Disabled Collegiate All-American

For an inspirational story this week, one needs to look no farther than Arizona State University Wrestler Anthony Robles:

Arizona State sophomore Anthony Robles, born with one leg, fulfilled a dream Friday by becoming an All-American wrestler. He will have to wait until next season to continue his quest for an NCAA Division I individual championship.

Robles was beaten 5-2 Friday night by top-seeded and unbeaten Paul Donahoe of Edinboro (Pa.) University in the semifinals of the NCAA championships in St. Louis.

Robles, who came into the tournament as the 12th seed, remained in contention for third place.

"I expected to win, but props to my opponent. He just came out on top. … I brought my A-game, and so did he. He just came out on top," added Robles, cheered by the crowd as he hopped off the mat after his defeat

Robles, now 28-7 on the season, earned his way to the semifinals by winning three matches, two of them against higher-seeded wrestlers.

With a quarterfinal victory, Robles became an All-American. That status goes to the top eight finishers among 33 entrants in each weight division. Robles came one victory short of making All-American last season. His quarterfinal win Friday assured him no worse than sixth place this year.

Robles, who won two Arizona state titles as a high school wrestler, was born without a right leg from the pelvis down.

He uses crutches off the mat. For the start of each match, he hops to the center of the mat and starts in the standup position. When the whistle blows, he but immediately drops to the mat and uses his left knee and arms to maneuver and balance himself…
Looking beyond the praise that the guy rightfully deserves, I wondered if Robles’ physical status could actual work to his advantage while on the mat:

1) Psychologically—Opponents consciously or sub-consciously aware of his appearance don’t pursue his leg initially and/or as aggressively as they would another wrestler.

2) Physically—When an opponent is grappling on the floor with Robles, they by nature are likely to reach for or otherwise try to account for a leg that is not there.

I posed these thoughts to my little league football teammate and former NCAA Division I wrestler. He agreed that his balance would be incredible, and that there would be less for an opponent to hold on to.

In contrast, he sees being an underdog as more of an advantage--as the guys with low rankings have nothing to lose and can aggressively take risks against the more cautious seeded wrestlers.

Whatever the case, Robles shows that through dedication and believing in one’s self, anything is possible.


copswife said...

Wow. Good for him!

J. J. in Phila said...

Very good. The perception issue might be the big issue as well.

I've indicated that I'm disabled. It is a lower back condition brought on by a birth defect (it's gotten work as I age). Aside from limping and using a cane; I wear a large bulky back brace. I also worked at one of the Phila Welfare offices for a number of years.

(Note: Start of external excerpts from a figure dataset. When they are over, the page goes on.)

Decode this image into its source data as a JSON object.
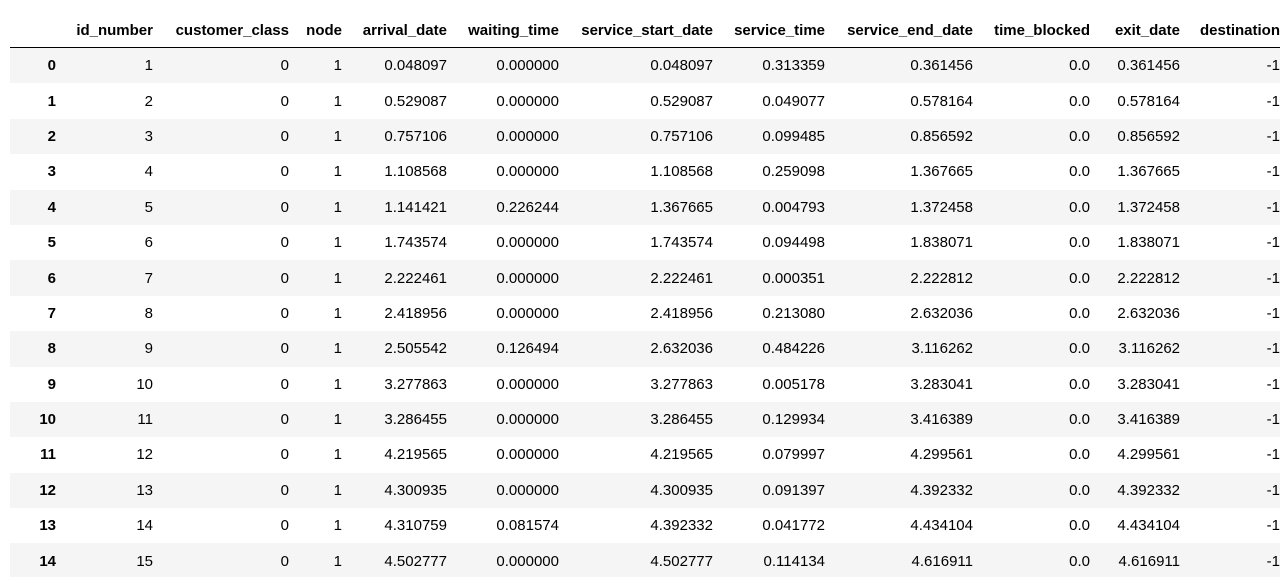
{
  "table": {
    "index_header": "",
    "columns": [
      "id_number",
      "customer_class",
      "node",
      "arrival_date",
      "waiting_time",
      "service_start_date",
      "service_time",
      "service_end_date",
      "time_blocked",
      "exit_date",
      "destination"
    ],
    "rows": [
      [
        "0",
        "1",
        "0",
        "1",
        "0.048097",
        "0.000000",
        "0.048097",
        "0.313359",
        "0.361456",
        "0.0",
        "0.361456",
        "-1"
      ],
      [
        "1",
        "2",
        "0",
        "1",
        "0.529087",
        "0.000000",
        "0.529087",
        "0.049077",
        "0.578164",
        "0.0",
        "0.578164",
        "-1"
      ],
      [
        "2",
        "3",
        "0",
        "1",
        "0.757106",
        "0.000000",
        "0.757106",
        "0.099485",
        "0.856592",
        "0.0",
        "0.856592",
        "-1"
      ],
      [
        "3",
        "4",
        "0",
        "1",
        "1.108568",
        "0.000000",
        "1.108568",
        "0.259098",
        "1.367665",
        "0.0",
        "1.367665",
        "-1"
      ],
      [
        "4",
        "5",
        "0",
        "1",
        "1.141421",
        "0.226244",
        "1.367665",
        "0.004793",
        "1.372458",
        "0.0",
        "1.372458",
        "-1"
      ],
      [
        "5",
        "6",
        "0",
        "1",
        "1.743574",
        "0.000000",
        "1.743574",
        "0.094498",
        "1.838071",
        "0.0",
        "1.838071",
        "-1"
      ],
      [
        "6",
        "7",
        "0",
        "1",
        "2.222461",
        "0.000000",
        "2.222461",
        "0.000351",
        "2.222812",
        "0.0",
        "2.222812",
        "-1"
      ],
      [
        "7",
        "8",
        "0",
        "1",
        "2.418956",
        "0.000000",
        "2.418956",
        "0.213080",
        "2.632036",
        "0.0",
        "2.632036",
        "-1"
      ],
      [
        "8",
        "9",
        "0",
        "1",
        "2.505542",
        "0.126494",
        "2.632036",
        "0.484226",
        "3.116262",
        "0.0",
        "3.116262",
        "-1"
      ],
      [
        "9",
        "10",
        "0",
        "1",
        "3.277863",
        "0.000000",
        "3.277863",
        "0.005178",
        "3.283041",
        "0.0",
        "3.283041",
        "-1"
      ],
      [
        "10",
        "11",
        "0",
        "1",
        "3.286455",
        "0.000000",
        "3.286455",
        "0.129934",
        "3.416389",
        "0.0",
        "3.416389",
        "-1"
      ],
      [
        "11",
        "12",
        "0",
        "1",
        "4.219565",
        "0.000000",
        "4.219565",
        "0.079997",
        "4.299561",
        "0.0",
        "4.299561",
        "-1"
      ],
      [
        "12",
        "13",
        "0",
        "1",
        "4.300935",
        "0.000000",
        "4.300935",
        "0.091397",
        "4.392332",
        "0.0",
        "4.392332",
        "-1"
      ],
      [
        "13",
        "14",
        "0",
        "1",
        "4.310759",
        "0.081574",
        "4.392332",
        "0.041772",
        "4.434104",
        "0.0",
        "4.434104",
        "-1"
      ],
      [
        "14",
        "15",
        "0",
        "1",
        "4.502777",
        "0.000000",
        "4.502777",
        "0.114134",
        "4.616911",
        "0.0",
        "4.616911",
        "-1"
      ]
    ]
  }
}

Many times there, I would be stopped by new security people, simply because they assumed that anyone limping, using a cane and wearing a back brace couldn't possibly be working there. :)

Slamdunk said...

Wow JJ I bet that got old fast.

J. J. in Phila said...

Actually, I have a fairly good sense of humor, and generally would make a joke of it.

One the funnier times was a a guard apologized to a fellow worker (who was junior to me) for not being able to stop me from entering his booth. I walked in the next day holding up two pieces of ID. :) I probably embarrassed the the poor security guard to death.